Les incendies ravageant la France en 2026 sont systématiquement attribués à des pyromanes ou à des écologistes, plutôt qu’aux causes réelles comme le changement climatique. Cette stratégie a déjà été utilisée ailleurs : en 2018, Donald Trump avait accusé les écologistes d’être responsables des incendies en Californie, alors que les experts imputaient ces catastrophes au réchauffement climatique. En France, en 2022, des rumeurs ont circulé sur les réseaux sociaux, accusant les écologistes d’avoir empêché l’entretien des forêts, aggravant ainsi les incendies. Pourtant, un rapport de la Cour régionale des Comptes a montré que ces accusations étaient infondées. Ces discours visent à éviter de nommer les véritables responsables : les politiques publiques favorisant l’étalement urbain ou la gestion forestière inadaptée.
Les canicules de 2026, parmi les plus intenses jamais enregistrées, sont également présentées comme la faute des écologistes. Pourtant, les scientifiques du climat avaient prévenu depuis des décennies que le réchauffement climatique entraînerait une augmentation des vagues de chaleur. Les médias et certains éditorialistes, comme Juliette Briens ou Yann Barthès, préfèrent se moquer des solutions proposées par les écologistes (végétalisation, sobriété) plutôt que d’aborder les causes structurelles. Par exemple, en 2020, Sarah Saldmann sur RMC déclarait : « Je me fous complètement de l’écologie », illustrant une forme de déni face à l’urgence. Ces discours détournent l’attention des émissions de gaz à effet de serre, dont la France est l’un des principaux émetteurs en Europe.

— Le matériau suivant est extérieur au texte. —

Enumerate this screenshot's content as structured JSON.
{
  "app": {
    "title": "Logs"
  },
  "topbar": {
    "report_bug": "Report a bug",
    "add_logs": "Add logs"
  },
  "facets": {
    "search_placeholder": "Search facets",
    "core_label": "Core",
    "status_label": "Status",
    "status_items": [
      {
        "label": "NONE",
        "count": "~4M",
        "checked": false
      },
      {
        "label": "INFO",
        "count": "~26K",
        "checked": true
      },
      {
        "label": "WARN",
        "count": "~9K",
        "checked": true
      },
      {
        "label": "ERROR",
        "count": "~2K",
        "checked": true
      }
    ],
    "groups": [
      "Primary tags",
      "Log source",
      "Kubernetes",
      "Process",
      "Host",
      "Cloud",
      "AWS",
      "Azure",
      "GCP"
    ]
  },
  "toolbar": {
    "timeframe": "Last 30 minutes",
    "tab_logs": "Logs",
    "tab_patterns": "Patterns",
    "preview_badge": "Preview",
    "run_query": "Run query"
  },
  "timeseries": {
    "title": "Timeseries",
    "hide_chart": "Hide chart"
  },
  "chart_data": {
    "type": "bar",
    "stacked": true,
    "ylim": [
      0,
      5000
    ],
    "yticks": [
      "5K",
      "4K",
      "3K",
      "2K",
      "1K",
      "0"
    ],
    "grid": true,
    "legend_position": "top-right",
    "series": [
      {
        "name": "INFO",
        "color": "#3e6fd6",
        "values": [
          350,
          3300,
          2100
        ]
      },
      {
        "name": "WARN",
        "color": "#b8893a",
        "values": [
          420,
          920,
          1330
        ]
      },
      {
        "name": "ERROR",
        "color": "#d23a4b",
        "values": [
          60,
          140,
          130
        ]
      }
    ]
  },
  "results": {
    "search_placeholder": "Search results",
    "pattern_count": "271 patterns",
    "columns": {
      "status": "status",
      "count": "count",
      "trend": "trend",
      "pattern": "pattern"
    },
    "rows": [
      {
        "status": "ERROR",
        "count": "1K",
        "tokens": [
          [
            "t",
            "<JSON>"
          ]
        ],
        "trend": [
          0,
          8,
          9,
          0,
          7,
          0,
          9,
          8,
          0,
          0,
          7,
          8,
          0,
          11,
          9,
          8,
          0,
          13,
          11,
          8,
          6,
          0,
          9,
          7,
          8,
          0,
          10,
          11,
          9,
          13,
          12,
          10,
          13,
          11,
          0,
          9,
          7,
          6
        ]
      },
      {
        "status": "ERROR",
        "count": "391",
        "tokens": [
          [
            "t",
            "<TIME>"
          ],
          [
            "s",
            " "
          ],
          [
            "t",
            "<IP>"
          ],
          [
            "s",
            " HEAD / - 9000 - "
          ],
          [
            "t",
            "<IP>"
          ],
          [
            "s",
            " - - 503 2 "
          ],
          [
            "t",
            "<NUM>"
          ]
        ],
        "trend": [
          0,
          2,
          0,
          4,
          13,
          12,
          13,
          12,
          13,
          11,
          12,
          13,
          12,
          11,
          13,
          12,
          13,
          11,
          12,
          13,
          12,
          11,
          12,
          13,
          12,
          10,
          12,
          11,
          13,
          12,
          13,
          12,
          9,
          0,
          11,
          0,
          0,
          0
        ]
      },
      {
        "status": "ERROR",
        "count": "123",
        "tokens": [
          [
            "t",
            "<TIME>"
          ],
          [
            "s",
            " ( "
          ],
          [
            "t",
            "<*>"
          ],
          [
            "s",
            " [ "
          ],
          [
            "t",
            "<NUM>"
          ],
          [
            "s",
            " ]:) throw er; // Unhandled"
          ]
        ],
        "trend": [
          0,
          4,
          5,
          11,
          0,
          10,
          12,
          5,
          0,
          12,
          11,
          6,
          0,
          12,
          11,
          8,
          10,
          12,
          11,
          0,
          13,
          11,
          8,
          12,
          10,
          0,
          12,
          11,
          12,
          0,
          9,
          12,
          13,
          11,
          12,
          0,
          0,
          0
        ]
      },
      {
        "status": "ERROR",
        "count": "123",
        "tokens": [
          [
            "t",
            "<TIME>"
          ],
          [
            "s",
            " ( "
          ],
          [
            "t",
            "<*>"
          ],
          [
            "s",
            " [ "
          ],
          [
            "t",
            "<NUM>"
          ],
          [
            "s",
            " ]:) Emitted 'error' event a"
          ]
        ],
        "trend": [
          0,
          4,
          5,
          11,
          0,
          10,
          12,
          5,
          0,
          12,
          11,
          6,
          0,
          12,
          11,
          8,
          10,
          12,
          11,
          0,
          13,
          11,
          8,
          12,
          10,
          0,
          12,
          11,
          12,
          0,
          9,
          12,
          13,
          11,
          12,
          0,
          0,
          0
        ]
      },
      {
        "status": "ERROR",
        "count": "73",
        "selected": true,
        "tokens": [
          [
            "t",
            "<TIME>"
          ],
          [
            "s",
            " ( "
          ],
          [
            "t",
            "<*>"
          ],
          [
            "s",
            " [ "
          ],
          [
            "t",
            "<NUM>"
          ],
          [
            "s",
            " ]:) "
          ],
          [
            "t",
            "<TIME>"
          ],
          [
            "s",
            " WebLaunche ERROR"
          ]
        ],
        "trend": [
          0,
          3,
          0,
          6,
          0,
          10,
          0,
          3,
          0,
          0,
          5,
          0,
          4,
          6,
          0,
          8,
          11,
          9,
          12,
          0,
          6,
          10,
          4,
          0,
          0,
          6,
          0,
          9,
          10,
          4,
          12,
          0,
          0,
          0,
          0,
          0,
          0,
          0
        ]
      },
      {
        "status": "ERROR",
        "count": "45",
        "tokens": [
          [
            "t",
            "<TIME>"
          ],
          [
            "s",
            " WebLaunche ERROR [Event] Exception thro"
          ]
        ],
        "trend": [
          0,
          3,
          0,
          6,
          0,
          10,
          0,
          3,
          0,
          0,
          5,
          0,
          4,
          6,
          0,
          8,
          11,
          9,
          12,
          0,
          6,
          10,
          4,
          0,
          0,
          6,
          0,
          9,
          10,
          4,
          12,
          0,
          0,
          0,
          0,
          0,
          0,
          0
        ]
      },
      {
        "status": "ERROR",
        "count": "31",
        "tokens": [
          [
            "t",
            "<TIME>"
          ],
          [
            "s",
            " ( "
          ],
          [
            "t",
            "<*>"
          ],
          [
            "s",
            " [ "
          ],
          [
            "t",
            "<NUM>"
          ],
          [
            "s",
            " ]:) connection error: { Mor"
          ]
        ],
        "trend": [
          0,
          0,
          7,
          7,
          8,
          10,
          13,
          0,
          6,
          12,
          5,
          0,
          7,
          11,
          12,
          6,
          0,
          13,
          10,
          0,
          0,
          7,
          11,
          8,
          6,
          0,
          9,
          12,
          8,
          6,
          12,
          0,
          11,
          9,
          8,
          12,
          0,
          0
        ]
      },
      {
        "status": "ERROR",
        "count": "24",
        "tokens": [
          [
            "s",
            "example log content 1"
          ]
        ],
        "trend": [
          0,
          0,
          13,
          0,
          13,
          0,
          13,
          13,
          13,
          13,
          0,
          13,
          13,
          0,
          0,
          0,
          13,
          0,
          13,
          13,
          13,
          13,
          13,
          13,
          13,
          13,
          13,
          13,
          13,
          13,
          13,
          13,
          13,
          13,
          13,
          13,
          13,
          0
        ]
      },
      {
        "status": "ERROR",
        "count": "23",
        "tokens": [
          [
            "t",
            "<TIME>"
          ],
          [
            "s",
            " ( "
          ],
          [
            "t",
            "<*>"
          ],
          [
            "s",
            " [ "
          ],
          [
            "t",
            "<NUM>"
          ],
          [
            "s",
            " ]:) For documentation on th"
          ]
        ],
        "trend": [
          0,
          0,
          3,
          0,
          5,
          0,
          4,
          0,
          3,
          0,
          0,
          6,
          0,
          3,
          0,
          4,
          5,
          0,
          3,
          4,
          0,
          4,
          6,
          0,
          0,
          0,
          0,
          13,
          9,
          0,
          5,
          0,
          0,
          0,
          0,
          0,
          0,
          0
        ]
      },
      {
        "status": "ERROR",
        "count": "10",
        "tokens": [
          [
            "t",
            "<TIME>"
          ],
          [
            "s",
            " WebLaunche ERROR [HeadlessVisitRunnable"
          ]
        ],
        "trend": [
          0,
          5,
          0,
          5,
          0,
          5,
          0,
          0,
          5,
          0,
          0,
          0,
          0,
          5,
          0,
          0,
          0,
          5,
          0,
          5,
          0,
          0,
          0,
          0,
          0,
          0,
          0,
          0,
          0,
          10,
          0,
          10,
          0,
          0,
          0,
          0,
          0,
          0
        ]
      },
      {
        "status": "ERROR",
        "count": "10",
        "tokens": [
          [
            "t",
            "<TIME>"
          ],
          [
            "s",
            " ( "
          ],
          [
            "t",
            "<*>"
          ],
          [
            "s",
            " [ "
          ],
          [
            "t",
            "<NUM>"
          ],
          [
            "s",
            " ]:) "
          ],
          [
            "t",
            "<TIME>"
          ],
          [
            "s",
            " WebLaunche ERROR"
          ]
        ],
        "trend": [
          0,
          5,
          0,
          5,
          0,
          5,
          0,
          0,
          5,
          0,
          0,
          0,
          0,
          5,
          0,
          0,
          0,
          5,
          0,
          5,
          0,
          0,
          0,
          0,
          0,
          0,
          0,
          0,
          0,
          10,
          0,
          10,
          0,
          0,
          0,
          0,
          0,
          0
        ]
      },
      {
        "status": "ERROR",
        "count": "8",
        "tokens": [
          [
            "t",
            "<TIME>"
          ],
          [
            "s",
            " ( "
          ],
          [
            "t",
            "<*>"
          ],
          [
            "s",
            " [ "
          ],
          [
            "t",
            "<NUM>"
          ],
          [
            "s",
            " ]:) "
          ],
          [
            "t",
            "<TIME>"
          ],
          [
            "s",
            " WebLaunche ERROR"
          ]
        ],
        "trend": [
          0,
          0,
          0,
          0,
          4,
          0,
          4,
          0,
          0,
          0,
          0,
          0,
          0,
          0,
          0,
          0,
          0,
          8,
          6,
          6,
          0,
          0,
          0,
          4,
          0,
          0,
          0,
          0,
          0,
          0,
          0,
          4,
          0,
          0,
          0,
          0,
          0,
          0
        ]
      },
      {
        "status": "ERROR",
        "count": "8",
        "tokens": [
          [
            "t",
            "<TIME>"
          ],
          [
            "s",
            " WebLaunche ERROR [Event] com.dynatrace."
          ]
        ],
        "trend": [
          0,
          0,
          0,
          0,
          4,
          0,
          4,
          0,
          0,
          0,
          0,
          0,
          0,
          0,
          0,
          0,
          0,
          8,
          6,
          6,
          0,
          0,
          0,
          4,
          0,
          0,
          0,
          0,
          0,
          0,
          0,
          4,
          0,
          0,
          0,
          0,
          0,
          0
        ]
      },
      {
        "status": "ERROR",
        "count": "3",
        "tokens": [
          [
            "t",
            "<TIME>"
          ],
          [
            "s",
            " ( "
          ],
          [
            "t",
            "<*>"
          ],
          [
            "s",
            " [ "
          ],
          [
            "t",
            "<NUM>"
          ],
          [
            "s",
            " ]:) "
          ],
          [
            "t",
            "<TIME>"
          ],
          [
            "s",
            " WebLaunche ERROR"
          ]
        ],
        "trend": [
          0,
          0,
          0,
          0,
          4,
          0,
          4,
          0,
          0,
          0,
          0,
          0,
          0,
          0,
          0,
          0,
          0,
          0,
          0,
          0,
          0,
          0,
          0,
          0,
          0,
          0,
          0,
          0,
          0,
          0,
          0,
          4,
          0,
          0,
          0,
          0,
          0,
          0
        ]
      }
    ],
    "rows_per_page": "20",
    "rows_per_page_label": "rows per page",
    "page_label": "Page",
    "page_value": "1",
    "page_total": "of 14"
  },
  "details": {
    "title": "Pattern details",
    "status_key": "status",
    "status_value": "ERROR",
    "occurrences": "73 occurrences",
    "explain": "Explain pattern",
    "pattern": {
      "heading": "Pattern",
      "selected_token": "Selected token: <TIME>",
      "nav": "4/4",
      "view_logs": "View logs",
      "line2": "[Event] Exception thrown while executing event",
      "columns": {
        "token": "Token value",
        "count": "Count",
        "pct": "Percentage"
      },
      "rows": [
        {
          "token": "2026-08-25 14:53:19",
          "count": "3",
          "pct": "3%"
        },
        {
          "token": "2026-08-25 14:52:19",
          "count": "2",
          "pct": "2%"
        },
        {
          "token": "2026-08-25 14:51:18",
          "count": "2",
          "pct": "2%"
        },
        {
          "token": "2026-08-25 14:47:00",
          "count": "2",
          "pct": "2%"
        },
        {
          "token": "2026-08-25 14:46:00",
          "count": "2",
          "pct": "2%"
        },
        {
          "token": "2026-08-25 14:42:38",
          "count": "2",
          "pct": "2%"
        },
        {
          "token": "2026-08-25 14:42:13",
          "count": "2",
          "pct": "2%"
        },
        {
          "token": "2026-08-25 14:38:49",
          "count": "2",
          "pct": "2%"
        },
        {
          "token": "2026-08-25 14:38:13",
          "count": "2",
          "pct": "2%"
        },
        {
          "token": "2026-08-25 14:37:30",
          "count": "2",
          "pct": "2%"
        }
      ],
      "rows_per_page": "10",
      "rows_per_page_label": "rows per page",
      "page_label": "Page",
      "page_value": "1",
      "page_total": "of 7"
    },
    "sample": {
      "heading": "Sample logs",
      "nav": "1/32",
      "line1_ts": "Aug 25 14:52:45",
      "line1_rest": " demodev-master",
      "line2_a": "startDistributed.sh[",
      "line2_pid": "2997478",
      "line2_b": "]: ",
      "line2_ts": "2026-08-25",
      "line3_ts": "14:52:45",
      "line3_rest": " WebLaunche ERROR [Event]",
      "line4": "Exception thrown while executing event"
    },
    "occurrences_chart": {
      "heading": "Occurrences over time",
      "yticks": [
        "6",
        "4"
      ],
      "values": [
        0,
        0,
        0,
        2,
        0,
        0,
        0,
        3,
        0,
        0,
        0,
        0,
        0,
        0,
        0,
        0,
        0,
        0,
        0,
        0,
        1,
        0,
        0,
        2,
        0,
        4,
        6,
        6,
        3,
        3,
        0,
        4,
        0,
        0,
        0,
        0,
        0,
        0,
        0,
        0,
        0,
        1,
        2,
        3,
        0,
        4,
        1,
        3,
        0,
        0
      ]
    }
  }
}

Les sécheresses répétées en France sont également imputées aux écologistes, alors qu’elles sont directement liées au réchauffement climatique. Les scientifiques expliquent que l’augmentation des températures réduit les précipitations et accélère l’évaporation de l’eau. Pourtant, les médias préfèrent se concentrer sur des sujets comme la gestion de l’eau par les agriculteurs ou les restrictions imposées aux particuliers, plutôt que sur les politiques agricoles ou industrielles qui aggravent la crise. Par exemple, en 2026, des éditorialistes sur RMC ont suggéré que les écologistes étaient responsables des pénuries d’eau, alors que les rapports du Giec soulignent que 80 % des émissions mondiales de CO₂ proviennent de seulement 20 pays, dont la France.
Cette vague de désinformation s’inscrit dans une stratégie plus large : éviter que les citoyens ne se concentrent sur les causes profondes du changement climatique. Albin Wagener, analyste de discours, explique que les médias et les politiques préfèrent aujourd’hui parler des symptômes (canicules, incendies) et des solutions techniques (climatisation, canadairs) plutôt que des causes (émissions de CO₂, industries polluantes). Cette approche permet de détourner les colères vers des boucs émissaires, comme les écologistes, plutôt que vers les responsables politiques ou économiques. Par exemple, en 2026, des éditorialistes ont suggéré que les incendies étaient causés par des « pyromanes » plutôt que par le réchauffement climatique, évitant ainsi de remettre en cause les politiques publiques.